To find the ideal compressor for you, we have to start with determining what its ideal size would be. The main reason why sizing is so important is the one major downside of compressing air: it requires quite a bit of energy.
In fact, energy expenses make up the vast majority of the costs of conventional compressors over their lifetime. The initial investment, on the other hand, only accounts for a fraction of this total cost of ownership.
And that is why properly sizing your compressor pays off in two ways: You can not only reduce your investment costs but also significantly lower your operating expenses when the compressor you choose meets your needs and doesn’t waste energy.
Obviously, picking a compressor that is too small is problematic because it will not be able to meet your demand.
So now you know why sizing is important. But how do you do that?
Pressure & flow
To properly size your compressor, you first need to know your flow and pressure requirements.
The pressure of the air can either be measured in pounds per square inch (psi) or bar (metric measure of pressure). If these technical terms do not help you much, think of it like this: Pressure refers to the amount of force needed to perform a certain amount of work at any given point in time.
If that still doesn’t help, think back to something you might have done as a child. The task was to move an object across a table without touching it. That is why you blow against it. Some objects might be easy to move while others require a lot more effort, i.e. air pressure. At the same time, it would be a waste to exert more energy than necessary to move it.

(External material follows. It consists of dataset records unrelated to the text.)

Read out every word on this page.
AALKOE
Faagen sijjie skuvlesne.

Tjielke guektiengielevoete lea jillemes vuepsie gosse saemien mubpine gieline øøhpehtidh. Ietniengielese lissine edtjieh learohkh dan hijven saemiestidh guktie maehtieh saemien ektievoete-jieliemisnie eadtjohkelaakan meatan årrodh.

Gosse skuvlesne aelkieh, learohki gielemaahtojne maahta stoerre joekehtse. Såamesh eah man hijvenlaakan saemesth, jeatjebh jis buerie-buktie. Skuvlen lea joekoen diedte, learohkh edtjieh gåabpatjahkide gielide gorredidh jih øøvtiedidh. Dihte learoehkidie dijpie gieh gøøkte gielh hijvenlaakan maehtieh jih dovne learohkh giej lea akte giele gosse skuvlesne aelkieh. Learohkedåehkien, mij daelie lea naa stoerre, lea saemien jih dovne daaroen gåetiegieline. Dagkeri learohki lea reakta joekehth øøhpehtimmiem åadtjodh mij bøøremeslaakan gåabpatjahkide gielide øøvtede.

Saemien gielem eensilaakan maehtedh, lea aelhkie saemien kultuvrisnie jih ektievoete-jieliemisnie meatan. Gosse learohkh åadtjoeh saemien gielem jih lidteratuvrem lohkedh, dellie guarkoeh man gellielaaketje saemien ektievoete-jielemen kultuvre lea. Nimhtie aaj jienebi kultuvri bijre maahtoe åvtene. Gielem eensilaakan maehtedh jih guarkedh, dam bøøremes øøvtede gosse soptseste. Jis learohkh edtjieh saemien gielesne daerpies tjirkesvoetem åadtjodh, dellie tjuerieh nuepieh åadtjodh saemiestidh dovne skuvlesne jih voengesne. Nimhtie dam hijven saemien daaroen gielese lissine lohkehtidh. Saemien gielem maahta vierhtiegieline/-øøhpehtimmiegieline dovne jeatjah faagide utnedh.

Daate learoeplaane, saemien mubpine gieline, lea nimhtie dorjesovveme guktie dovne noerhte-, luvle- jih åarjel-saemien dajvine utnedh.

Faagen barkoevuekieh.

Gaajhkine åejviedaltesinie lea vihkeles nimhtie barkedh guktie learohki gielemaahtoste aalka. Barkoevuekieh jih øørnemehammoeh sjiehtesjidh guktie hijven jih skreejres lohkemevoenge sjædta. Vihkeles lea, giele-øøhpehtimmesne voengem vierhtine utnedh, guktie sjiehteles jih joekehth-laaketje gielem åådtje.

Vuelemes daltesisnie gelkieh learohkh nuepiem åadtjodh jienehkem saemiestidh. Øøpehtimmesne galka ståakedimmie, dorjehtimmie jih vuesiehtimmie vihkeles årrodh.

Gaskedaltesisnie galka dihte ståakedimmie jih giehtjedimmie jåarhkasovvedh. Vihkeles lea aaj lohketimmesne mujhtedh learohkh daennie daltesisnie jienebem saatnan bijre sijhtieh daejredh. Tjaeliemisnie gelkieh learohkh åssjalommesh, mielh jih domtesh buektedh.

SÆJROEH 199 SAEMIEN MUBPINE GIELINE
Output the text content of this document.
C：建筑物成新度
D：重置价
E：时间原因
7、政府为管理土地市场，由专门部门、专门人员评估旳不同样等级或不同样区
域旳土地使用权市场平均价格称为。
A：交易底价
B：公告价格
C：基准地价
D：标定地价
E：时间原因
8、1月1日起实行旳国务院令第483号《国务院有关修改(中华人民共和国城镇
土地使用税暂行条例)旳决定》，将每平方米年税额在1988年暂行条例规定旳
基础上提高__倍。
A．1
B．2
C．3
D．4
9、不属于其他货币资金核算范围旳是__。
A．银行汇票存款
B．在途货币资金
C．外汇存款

It’s just like that in the case of compressors. They have to provide enough pressure to perform a given task.
For example, if you need 100 psi to accomplish a task (like moving a piece of wood across a table), then anything less will not get the job done. That is why you have to understand which amount of pressure is needed to size the compressor properly. Otherwise, you either waste energy or run into performance problems.
That brings us to the flow, which is also referred to as free air delivery. Depending on your geographic location, it is measured in cubic feet per minute (cfm), liters per second (l/s) or cubic meters per hour (m3/h).
In simpler terms, flow is the ability of the compressor to continue performing a task within an acceptable time frame. The amount of flow that is required is determined by the length of time needed to complete a given task.
Going back to the example of the wooden block, let’s consider two scenarios. In the first, the block has to be moved a certain distance every hour. This will require less flow and can be achieved with a smaller compressor and a storage tank. The compressor will cycle on and off and refill the storage tank for the next time the wooden block has to be displaced.
However, if the block has to be moved constantly within a given time frame, a larger flow of air (or CFM) with continuous flow will be needed. This, in turn, means a larger compressor is required. If the flow is insufficient, then the process has to be interrupted frequently while the compressor builds up pressure in the reserve tank. This is a clear indication that the compressor might be undersized.
That is why you have to consider the amount of compressed air flow needed at a specific pressure to ensure that a process works properly.
So how do you find out the total flow needed? One way is to contact the manufacturer of the equipment that uses compressed air and request data sheets with the desired information.
However, it is even better to perform a “compressed air audit” to determine the optimal flow. For this, all you have to do is to contact an Atlas Copco compressed air sales professional.
To summarize, pressure is determined by the job you are performing. Flow, on the other hand, will require the understanding of how frequently the job has to be done, or how many jobs you are performing at the same time.
Keep in mind that undersizing a compressor will result in pressure drops and the inability to complete a task. Oversizing the unit not only wastes energy and needlessly increases costs but can also lead to future mechanical problems and a potential failure of the compressor.